On average, Flint Schools lose 200 students each year, Dompreh said. If the trend continues, Flint Schools is projected to see a deficit of $5.8 million by the 2021-22 school year. Calculating out further, if nothing changes, the district would be negative $85 million by 2031.
When comparing districts with similar student populations, cutting down Flint Schools’ eight elementary buildings to five would be a reasonable scenario, Dompreh said.
Board members voiced their concerns about the possibility of closing any building down.
“We’re making an erroneous assumption here that we’re just going close schools and the student population is just going to shift to another school. And actual reports and data from previous reports that we’ve done that have been presented to the board actually show that when you close a school, you lose those students, period,” Treasurer Laura MacIntyre said.
Other board members said whatever is decided, the best interests of the kids need to be put first.

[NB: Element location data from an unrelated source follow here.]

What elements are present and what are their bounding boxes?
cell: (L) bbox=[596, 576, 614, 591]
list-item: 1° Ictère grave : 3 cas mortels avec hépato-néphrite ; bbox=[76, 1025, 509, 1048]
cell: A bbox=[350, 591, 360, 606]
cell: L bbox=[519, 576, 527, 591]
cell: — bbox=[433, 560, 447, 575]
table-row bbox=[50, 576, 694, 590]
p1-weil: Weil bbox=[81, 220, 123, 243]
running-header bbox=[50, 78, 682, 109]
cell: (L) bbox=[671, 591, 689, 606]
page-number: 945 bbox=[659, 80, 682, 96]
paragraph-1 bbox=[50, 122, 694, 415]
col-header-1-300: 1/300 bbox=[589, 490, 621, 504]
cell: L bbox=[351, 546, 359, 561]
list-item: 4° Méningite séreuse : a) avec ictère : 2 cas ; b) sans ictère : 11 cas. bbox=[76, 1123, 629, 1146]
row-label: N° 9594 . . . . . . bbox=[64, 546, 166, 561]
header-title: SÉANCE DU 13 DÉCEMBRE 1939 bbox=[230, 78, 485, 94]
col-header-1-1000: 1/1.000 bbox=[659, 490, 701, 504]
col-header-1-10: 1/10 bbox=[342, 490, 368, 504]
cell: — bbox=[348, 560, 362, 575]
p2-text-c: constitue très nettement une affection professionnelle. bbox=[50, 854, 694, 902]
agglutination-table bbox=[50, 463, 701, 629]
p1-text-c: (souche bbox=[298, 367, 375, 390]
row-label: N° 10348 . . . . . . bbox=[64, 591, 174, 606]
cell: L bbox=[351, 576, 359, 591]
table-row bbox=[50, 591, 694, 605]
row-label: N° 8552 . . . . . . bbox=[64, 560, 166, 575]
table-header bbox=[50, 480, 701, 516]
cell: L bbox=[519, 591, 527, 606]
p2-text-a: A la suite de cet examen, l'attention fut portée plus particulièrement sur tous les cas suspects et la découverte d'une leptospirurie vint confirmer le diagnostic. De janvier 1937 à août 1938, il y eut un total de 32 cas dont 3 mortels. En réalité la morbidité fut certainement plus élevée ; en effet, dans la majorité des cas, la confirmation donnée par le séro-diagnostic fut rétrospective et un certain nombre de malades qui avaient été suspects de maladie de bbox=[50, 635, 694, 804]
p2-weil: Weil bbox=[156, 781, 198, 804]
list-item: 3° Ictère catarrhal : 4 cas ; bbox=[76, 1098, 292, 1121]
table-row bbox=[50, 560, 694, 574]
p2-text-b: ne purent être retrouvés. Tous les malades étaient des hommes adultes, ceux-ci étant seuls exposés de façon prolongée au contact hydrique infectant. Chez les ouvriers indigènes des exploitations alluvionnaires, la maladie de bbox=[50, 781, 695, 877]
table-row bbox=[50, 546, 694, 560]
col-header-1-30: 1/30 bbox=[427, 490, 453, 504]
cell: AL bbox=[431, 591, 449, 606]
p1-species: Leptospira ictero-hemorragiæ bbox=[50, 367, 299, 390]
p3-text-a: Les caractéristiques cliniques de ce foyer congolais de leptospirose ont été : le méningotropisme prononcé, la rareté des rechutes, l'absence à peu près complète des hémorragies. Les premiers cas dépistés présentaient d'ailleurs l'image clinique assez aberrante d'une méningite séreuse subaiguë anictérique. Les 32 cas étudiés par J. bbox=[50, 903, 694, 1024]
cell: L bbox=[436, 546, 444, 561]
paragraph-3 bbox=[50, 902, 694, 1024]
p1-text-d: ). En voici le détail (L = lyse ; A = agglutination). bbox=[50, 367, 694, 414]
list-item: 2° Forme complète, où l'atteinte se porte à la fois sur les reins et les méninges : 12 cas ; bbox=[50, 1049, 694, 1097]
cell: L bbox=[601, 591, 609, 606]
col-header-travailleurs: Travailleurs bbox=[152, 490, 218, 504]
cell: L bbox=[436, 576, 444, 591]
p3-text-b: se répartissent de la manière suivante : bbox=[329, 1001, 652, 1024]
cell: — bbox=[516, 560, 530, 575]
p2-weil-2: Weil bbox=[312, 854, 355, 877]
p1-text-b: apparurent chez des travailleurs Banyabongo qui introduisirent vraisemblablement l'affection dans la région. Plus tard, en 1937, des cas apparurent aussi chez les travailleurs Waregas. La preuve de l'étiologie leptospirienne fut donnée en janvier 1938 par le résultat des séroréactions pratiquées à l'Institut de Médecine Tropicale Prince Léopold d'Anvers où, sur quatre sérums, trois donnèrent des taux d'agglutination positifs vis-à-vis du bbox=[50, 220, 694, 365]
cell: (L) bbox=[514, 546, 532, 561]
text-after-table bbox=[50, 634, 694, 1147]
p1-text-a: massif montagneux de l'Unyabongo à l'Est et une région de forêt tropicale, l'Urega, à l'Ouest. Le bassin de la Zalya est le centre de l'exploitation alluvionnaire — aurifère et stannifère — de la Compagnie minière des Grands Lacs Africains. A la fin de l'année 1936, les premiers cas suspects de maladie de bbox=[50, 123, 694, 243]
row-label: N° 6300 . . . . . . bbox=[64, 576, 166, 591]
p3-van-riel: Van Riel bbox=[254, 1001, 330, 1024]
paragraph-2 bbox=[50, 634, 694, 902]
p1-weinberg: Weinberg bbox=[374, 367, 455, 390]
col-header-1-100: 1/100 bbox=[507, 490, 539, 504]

“This scenario is not all about money. It’s about giving our kids the best that we can. If I close your school, this is what I’m going to give you…We’ve got to look beyond just closing and let’s put our heads together,” Assistant Secretary/Treasurer Joyce Ellis-McNeal said.
Superintendent Anita Steward said she agreed with Ellis-McNeal and that offering more attractive options for students is being incorporated as part of the district’s Strategic Plan.
This is not the first time Flint Schools has had to discuss closing down buildings.
In July 2020, the board voted to close Flint Junior High, formerly Northwestern High School, to students after learning it required $4 million in repairs to be OSHA compliant. The building remains operating as it houses the district’s $1 million central kitchen.
Flint Schools also own 22 buildings that are sitting vacant, Steward said. Board members discussed the possibility of selling all the properties.
The district will continue working with their municipal advisor, Robert W. Baird & Co. to collect more data and research to better inform the board and guide their course of action.
“We will start with getting assessments for the buildings [to ensure] that the buildings that we choose to close will be based upon some data and that we have the best information to do that. And then ensuring that the buildings that we leave open are the ones that can handle the students…We want to be able to take our time to ensure that we make really sound decisions,” Dompreh said.
The board agreed to take the first steps in analyzing a scenario that includes closing down three elementary schools. Dompreh will present the findings at the next board meeting on Feb. 10. Board members will approve a final plan in March.